Department of Regenerative and Infectious Pathology, Hamamatsu University School of Medicine, Hamamatsu, Shizuoka, Japan.
Division of Pathology, Cancer Institute, Japanese Foundation for Cancer Research, Tokyo, Japan.
PLoS One. 2023 May 18;18(5):e0285996. doi: 10.1371/journal.pone.0285996. eCollection 2023.

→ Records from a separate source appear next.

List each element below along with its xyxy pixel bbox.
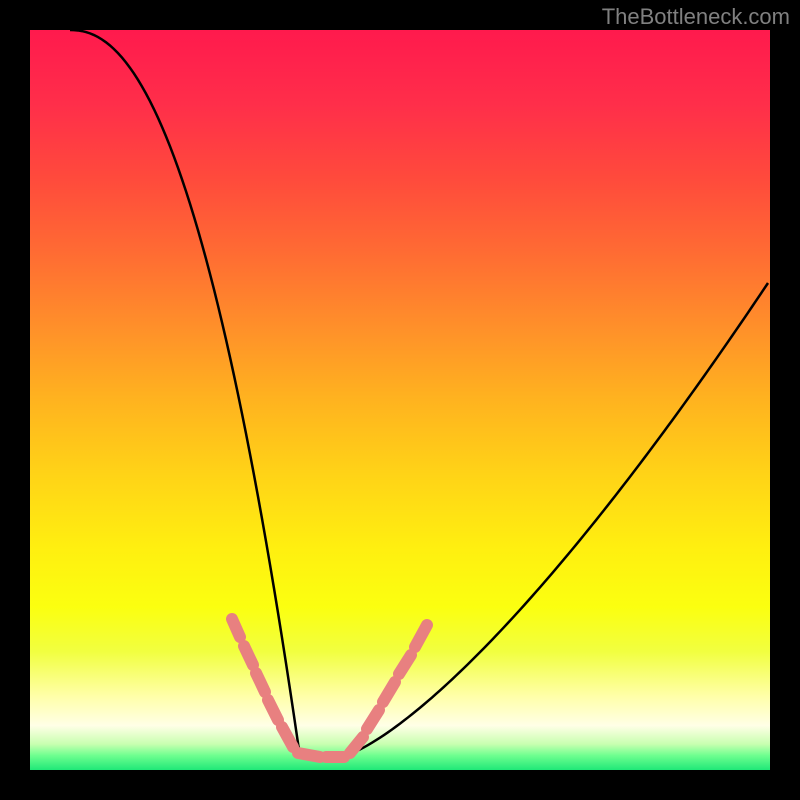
highlight-segment xyxy=(298,753,320,757)
plot-svg xyxy=(0,0,800,800)
highlight-segment xyxy=(244,646,253,665)
highlight-segment xyxy=(256,673,265,692)
chart-container: TheBottleneck.com xyxy=(0,0,800,800)
highlight-segment xyxy=(232,619,240,637)
gradient-background xyxy=(30,30,770,770)
watermark-text: TheBottleneck.com xyxy=(602,4,790,30)
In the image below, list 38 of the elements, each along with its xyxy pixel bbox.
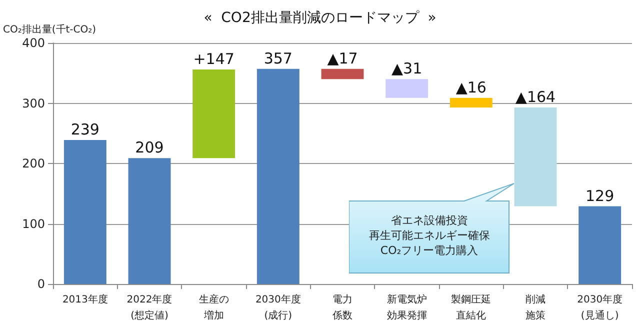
x-tick-label: 2030年度 (成行) <box>255 294 301 322</box>
data-label: ▲16 <box>456 78 486 96</box>
bar <box>256 68 300 284</box>
x-tick-label: 新電気炉効果発揮 <box>386 294 427 322</box>
data-label: 129 <box>586 186 614 205</box>
data-label: +147 <box>193 50 234 68</box>
bar <box>514 107 557 206</box>
x-tick-label: 2030年度 (見通し) <box>577 294 623 322</box>
x-tick-label: 2022年度 (想定値) <box>126 294 172 322</box>
bar <box>578 206 622 284</box>
x-tick-label: 電力係数 <box>332 294 352 322</box>
x-tick-label: 2013年度 <box>62 294 108 306</box>
x-tick-label: 削減施策 <box>526 294 546 322</box>
data-label: ▲17 <box>327 49 358 68</box>
x-tick-label: 製鋼圧延直結化 <box>451 294 492 322</box>
bar <box>128 158 171 284</box>
y-tick-label: 300 <box>22 96 45 110</box>
y-tick-label: 200 <box>22 156 45 170</box>
annotation: CO₂フリー電力購入 <box>380 244 478 257</box>
speech-bubble: 省エネ設備投資 再生可能エネルギー確保 CO₂フリー電力購入 <box>349 182 516 274</box>
annotation: 再生可能エネルギー確保 <box>368 228 490 242</box>
data-label: 357 <box>264 49 292 68</box>
x-tick-label: 生産の増加 <box>198 294 229 322</box>
data-label: 239 <box>70 120 100 139</box>
chart-title: « CO2排出量削減のロードマップ » <box>204 10 436 26</box>
y-tick-label: 100 <box>22 216 45 231</box>
y-axis-title: CO₂排出量(千t-CO₂) <box>3 24 96 36</box>
bar <box>192 70 236 158</box>
bar <box>386 79 428 98</box>
bar <box>321 68 364 80</box>
data-label: ▲31 <box>392 60 422 78</box>
y-tick-label: 0 <box>37 277 45 291</box>
bar <box>450 98 492 108</box>
annotation: 省エネ設備投資 <box>390 214 468 227</box>
bar <box>64 140 106 284</box>
data-label: 209 <box>135 138 164 157</box>
y-tick-label: 400 <box>22 36 45 50</box>
data-label: ▲164 <box>515 88 556 106</box>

Deep learning technology has been used in the medical field to produce devices for clinical practice. Deep learning methods in cytology offer the potential to enhance cancer screening while also providing quantitative, objective, and highly reproducible testing. However, constructing high-accuracy deep learning models necessitates a significant amount of manually labeled data, which takes time. To address this issue, we used the Noisy Student Training technique to create a binary classification deep learning model for cervical cytology screening, which reduces the quantity of labeled data necessary. We used 140 whole-slide images from liquid-based cytology specimens, 50 of which were low-grade squamous intraepithelial lesions, 50 were high-grade squamous intraepithelial lesions, and 40 were negative samples. We extracted 56,996 images from the slides and then used them to train and test the model. We trained the EfficientNet using 2,600 manually labeled images to generate additional pseudo labels for the unlabeled data and then self-trained it within a student-teacher framework. Based on the presence or absence of abnormal cells, the created model was used to classify the images as normal or abnormal. The Grad-CAM approach was used to visualize the image components that contributed to the classification. The model achieved an area under the curve of 0.908, accuracy of 0.873, and F1-score of 0.833 with our test data. We also explored the optimal confidence threshold score and optimal augmentation approaches for low-magnification images. Our model efficiently classified normal and abnormal images at low magnification with high reliability, making it a promising screening tool for cervical cytology.
深度学习技术已在医学领域得到应用,用于开发临床实践设备。细胞学中的深度学习方法有可能增强癌症筛查,同时提供定量、客观和高度可重复的检测。然而,构建高精度的深度学习模型需要大量手动标记的数据,这需要时间。为了解决这个问题,我们使用嘈杂学生训练技术构建了一个用于宫颈细胞学筛查的二进制分类深度学习模型,减少了所需的标记数据量。我们使用了 140 张基于液体的细胞学标本的全幻灯片图像,其中 50 张是低级别鳞状上皮内病变,50 张是高级别鳞状上皮内病变,40 张是阴性样本。我们从幻灯片中提取了 56996 张图像,然后使用它们来训练和测试模型。我们使用 2600 张手动标记的图像来训练 EfficientNet,为未标记的数据生成额外的伪标签,然后在师生框架内对其进行自我训练。根据是否存在异常细胞,创建的模型将图像分类为正常或异常。使用 Grad-CAM 方法可视化对分类有贡献的图像组件。我们的测试数据表明,该模型的曲线下面积为 0.908,准确率为 0.873,F1 得分为 0.833。我们还探索了低倍放大图像的最佳置信度阈值得分和最佳增强方法。我们的模型可以高效地对低倍放大的正常和异常图像进行分类,具有高度可靠性,是一种有前途的宫颈细胞学筛查工具。